The histories of science, technology, engineering and medicine (and the boundaries between these disciplines were much more fluid in the past than the are now making it oft difficult to decide what belongs where) are actually a very integral part of a much wider cultural history and history of science does not belong to the scientists but to the historians.
Let us return to the example of astrology. Astrology was a major driving force in the study of astronomy in the early modern period and almost all of the leading astronomers living and working in Europe between 1400 and 1650 CE were practicing astrologers. [The first person in the comments to claim “they only did it for the money” will get fifty cubic metres of ready mix concrete pumped through their letterbox at three o’clock in the morning. You have been warned!] There can be no doubt that the study of the history of astrology is a legitimate part of the history of science. On the other hand astrology has absolutely no relevance for modern astronomy so why bother? The answer to this question lies is the role that astrology played in early modern society. Astrology was a central part of the social, cultural and medical life of early modern European society. It permeated all aspect of this society. Court astrologers were important political advisors to the rulers of states both large and small. There was hardly a potentate in the whole of Europe who didn’t employ or at least consult an astrologer. Peuerbach, Regiomontanus, Rheticus, Tycho and Kepler, amongst others, all fulfilled this function in their lives. The dominant direction in school medicine was astro-medicine, or iatro-mathematics as it was called, meaning that medical practitioners were required to be skilled astrologers or at least to work in close conjunction with one. The central role of astrology in the social structure of the period in reflected in its art and literature, from Chaucer to Shakespeare and beyond the literature overflows with astrological references. The pictures of all the leading artists likewise are full of astrological symbols. To try and understand and interpret the history of the early modern period if one were to exclude the history of astrology would be like trying to play darts wearing a blindfold. In this period the history of astrology is part of the mainstream general history and therefore belongs to the historians.

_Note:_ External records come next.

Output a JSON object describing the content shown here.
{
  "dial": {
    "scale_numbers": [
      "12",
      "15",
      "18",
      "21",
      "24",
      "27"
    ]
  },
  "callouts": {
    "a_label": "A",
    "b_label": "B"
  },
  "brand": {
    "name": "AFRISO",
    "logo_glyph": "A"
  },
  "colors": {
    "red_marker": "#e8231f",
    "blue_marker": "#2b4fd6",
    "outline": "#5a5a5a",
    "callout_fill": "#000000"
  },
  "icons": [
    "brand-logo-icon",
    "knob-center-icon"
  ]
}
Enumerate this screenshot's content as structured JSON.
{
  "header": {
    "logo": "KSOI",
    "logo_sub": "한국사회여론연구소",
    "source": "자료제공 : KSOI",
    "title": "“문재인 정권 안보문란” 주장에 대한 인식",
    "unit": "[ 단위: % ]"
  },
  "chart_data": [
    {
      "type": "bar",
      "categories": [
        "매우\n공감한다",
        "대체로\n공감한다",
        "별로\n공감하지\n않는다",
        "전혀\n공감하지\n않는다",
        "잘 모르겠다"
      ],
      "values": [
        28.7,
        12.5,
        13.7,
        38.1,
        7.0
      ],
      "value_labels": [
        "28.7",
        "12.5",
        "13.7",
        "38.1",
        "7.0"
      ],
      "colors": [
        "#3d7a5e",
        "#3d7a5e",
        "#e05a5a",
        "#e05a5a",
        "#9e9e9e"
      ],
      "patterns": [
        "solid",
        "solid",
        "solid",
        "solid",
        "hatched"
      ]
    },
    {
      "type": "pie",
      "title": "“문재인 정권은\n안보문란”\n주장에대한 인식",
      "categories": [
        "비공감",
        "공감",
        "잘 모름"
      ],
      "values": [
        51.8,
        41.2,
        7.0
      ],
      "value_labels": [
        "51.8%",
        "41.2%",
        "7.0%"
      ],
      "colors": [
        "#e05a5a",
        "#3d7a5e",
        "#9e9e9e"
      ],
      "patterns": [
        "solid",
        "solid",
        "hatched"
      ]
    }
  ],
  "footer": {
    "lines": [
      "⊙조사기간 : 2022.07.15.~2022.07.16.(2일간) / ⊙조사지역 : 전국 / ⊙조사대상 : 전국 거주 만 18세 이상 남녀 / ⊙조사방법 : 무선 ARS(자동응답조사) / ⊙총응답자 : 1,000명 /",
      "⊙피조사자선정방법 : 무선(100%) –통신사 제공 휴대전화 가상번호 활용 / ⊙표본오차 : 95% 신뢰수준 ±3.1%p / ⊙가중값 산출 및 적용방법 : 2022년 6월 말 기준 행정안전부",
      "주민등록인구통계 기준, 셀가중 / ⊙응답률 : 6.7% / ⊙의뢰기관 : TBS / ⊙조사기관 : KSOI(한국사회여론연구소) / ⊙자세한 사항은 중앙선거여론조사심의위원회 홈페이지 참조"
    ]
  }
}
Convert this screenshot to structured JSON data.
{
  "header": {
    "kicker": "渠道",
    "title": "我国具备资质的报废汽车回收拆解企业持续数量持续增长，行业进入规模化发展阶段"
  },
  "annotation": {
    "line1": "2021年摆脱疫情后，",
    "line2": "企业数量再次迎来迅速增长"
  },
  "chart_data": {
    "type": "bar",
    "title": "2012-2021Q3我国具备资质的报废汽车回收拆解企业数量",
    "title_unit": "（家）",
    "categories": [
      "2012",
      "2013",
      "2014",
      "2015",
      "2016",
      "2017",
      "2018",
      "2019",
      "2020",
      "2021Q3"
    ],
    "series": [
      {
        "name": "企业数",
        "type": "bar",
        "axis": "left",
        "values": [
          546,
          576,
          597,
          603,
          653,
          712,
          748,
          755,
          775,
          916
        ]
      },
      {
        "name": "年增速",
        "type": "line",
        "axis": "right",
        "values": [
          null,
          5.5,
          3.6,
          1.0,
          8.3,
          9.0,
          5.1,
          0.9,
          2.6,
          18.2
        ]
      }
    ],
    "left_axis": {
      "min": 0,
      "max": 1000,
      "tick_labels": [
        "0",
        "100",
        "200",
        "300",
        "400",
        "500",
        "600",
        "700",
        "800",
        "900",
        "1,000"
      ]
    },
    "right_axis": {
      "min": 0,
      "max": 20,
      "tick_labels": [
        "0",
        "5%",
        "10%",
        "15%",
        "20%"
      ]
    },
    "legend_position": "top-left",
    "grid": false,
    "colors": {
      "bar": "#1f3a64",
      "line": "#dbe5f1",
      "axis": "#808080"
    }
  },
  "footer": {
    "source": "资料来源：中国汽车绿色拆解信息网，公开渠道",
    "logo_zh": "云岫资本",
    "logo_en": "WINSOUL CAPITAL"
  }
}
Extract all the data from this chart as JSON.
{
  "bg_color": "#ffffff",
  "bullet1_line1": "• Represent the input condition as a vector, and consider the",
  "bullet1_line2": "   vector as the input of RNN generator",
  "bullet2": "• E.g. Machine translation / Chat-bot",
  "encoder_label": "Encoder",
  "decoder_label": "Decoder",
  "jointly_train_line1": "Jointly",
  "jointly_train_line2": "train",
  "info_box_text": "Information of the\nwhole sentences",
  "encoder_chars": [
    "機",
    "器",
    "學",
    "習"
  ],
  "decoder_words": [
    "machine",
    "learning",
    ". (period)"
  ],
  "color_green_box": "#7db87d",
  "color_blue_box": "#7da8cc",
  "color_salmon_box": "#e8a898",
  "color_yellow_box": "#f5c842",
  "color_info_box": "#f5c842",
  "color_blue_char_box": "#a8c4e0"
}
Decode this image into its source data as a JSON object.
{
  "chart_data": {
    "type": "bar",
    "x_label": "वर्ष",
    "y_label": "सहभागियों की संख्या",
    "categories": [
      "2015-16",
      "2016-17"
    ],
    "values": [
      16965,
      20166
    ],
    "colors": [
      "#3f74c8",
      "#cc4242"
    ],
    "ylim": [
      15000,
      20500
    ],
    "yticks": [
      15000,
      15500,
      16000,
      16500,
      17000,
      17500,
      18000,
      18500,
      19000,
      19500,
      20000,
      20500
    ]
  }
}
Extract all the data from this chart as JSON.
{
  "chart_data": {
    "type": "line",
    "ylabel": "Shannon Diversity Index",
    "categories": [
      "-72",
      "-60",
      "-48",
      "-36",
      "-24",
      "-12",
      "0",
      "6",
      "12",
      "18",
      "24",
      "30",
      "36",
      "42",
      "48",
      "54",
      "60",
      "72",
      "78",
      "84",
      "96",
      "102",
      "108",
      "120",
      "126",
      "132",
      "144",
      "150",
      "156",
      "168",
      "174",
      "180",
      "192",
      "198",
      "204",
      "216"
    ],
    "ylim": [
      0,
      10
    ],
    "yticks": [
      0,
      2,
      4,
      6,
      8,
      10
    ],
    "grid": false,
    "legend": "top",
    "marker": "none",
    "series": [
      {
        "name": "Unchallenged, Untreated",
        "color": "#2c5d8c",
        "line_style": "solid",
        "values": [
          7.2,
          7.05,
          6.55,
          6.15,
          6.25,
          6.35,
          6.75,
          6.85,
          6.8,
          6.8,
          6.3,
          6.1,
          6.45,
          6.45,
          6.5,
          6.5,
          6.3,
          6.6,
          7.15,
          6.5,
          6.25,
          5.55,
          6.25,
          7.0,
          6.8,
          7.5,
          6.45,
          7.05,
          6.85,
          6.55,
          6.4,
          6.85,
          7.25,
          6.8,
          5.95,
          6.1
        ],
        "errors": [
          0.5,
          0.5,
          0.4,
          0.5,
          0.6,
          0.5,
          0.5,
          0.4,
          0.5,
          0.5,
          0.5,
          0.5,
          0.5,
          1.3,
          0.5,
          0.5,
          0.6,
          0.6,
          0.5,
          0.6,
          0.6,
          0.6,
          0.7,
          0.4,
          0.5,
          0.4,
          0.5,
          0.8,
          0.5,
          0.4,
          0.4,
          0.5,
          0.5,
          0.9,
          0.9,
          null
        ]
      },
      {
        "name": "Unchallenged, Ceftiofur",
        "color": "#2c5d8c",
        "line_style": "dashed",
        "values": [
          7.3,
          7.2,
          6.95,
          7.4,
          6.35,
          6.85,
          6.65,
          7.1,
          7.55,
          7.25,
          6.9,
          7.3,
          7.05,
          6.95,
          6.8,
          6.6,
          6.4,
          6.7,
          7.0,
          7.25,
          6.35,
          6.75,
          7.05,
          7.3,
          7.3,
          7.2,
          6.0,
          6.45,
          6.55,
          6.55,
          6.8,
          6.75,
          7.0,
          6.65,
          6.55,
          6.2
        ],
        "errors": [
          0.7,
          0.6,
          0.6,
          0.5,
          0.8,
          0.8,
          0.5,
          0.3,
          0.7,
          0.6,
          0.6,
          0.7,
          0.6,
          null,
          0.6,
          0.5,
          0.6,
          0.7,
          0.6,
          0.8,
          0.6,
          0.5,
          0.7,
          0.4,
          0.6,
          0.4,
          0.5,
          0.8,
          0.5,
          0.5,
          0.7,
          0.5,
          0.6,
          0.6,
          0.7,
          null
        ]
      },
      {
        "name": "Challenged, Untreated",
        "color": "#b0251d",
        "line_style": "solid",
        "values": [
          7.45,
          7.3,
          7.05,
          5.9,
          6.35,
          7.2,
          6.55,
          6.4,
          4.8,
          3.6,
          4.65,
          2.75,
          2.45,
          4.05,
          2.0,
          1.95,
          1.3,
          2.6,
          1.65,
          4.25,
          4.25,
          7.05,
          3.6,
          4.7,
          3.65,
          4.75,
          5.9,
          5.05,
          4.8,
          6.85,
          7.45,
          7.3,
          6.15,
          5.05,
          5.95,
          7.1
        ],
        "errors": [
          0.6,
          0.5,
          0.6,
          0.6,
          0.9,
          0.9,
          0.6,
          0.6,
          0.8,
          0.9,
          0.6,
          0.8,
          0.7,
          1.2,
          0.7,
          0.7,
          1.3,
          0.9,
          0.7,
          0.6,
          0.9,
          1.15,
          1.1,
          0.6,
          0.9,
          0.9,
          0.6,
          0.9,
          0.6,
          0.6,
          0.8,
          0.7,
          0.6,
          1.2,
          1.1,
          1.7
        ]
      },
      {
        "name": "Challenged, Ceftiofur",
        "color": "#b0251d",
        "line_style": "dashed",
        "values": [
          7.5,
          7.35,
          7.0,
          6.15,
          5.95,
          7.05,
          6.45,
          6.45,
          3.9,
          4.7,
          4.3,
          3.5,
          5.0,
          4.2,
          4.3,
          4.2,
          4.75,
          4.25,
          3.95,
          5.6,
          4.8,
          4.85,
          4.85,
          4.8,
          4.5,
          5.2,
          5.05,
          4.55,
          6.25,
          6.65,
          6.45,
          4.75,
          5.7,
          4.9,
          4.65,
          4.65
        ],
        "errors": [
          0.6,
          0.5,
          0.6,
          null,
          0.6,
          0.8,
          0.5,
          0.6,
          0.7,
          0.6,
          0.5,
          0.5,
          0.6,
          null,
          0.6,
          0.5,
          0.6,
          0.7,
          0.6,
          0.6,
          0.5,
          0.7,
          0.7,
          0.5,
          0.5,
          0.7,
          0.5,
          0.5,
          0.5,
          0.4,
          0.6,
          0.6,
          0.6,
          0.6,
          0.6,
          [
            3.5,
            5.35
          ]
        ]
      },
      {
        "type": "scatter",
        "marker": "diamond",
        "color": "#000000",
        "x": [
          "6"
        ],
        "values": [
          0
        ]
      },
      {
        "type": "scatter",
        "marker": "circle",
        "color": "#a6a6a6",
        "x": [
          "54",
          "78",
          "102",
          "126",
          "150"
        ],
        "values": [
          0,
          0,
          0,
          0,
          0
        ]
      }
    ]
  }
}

Now Martin could respond and say astrology is not scientific so the historians are welcome to it. I chose astrology as an example because Martin was so dismissive of it in the paragraph I quoted above however I could have and can make the same or similar argument for all aspects of the histories of science, technology, engineering and medicine for all periods of human existence since human being began to develop these activities. The sciences do not exist outside of society or outside of culture but are an integral part of all human activity. If we study their history it should because they are an important part of the social and cultural histories of humanity and are thus a legitimate part of the activity of historians and belong to their realm and not to that of the modern scientist.